- The Washington Times - Tuesday, February 11, 2020

Bradley Beal stood at the scorer’s table Tuesday almost midway through the fourth quarter with a smile, ready to check in for the final portion of Tuesday’s game against the Chicago Bulls. The Wizards had led by double digits, and Beal’s return, in theory, was to help preserve the win.

Along the way, Beal’s grin disappeared. He and his teammates had to refocus.

Fortunately for the Wizards, they did.

The Wizards held on for a 126-114 win, despite the Bulls trailing by as few as six points within the last three minutes. Washington had led by as many as 21, but made a few clutch shots late to seal the victory.

Beal led the Wizards with 30 points, going 12-of-23 from the field.

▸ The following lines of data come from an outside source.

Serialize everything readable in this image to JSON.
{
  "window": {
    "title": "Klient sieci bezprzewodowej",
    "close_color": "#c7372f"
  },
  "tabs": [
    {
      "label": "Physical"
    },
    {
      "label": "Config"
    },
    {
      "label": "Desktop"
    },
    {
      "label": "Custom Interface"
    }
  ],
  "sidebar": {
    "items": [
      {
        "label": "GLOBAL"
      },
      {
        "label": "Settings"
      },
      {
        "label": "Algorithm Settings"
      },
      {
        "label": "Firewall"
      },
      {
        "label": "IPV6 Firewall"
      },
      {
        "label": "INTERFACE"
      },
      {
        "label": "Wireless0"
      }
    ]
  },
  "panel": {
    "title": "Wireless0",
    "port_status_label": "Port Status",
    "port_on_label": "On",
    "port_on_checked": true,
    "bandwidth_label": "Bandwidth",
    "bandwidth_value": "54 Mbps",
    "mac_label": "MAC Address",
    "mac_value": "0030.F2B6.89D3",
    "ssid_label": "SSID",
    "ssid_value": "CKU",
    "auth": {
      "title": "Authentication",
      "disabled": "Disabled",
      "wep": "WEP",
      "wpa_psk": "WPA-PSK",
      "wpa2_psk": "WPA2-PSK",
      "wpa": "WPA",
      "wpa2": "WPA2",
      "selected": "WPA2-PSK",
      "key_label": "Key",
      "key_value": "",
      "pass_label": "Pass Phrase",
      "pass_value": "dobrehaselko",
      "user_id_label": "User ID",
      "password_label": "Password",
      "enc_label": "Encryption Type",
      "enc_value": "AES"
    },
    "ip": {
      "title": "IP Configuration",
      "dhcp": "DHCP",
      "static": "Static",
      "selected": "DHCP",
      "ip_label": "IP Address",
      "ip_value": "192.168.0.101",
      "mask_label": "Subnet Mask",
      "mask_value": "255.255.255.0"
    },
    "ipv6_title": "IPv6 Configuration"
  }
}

In a battle of the snubbed All-Stars, Beal and Chicago’s Zach LaVine each had terrific performances. Two weeks ago, when the reserves for this weekend’s event were announced, both men were angry over being left the final All-Star rosters. And on Tuesday, they both performed as if they were among the best players in the Eastern Conference.

LaVine had a game-high 41 points as he almost pulled off another comeback for the Bulls.

The first time these two teams met, the Wizards blew an 18-point lead in the lead in the fourth quarter. A month later, Washington led at halftime, but couldn’t hold on in a 115-106 defeat.

But circumstances have changed since then. The Wizards have leapt the Bulls in the standings, entering Tuesday’s matchup a half-game ahead of them and 3½ games back of the eighth-seeded Orlando Magic. Like Washington, the Bulls have suffered a heavy amount of injuries this season — including to core players like Lauri Markkanen, Wendell Carter and former Wizards wing Otto Porter.

In the third meeting, the Wizards had no problem jumping out to a sizable lead. Rui Hachimura, who did not play in the first two meetings, was part of the Wizards’ offensive onslaught as Chicago did little to protect the paint and the 3-point line.

The Wizards led by as many as 17 in the second quarter. But soon after that, Washington’s own defensive woes came back to haunt them.

Chicago cut into Washington’s lead with a barrage of 3-pointers, many of which went uncontested. The Bulls had gone just 1-of-7 from deep in the first. But by halftime — trailing 69-62 — the Bulls had hit 8 of their next 17 attempts.

The Wizards cracked down defensively in the third, and continued to score with ease. Center Ian Mahinmi feasted inside, scoring 12 of his 15 points in the quarter.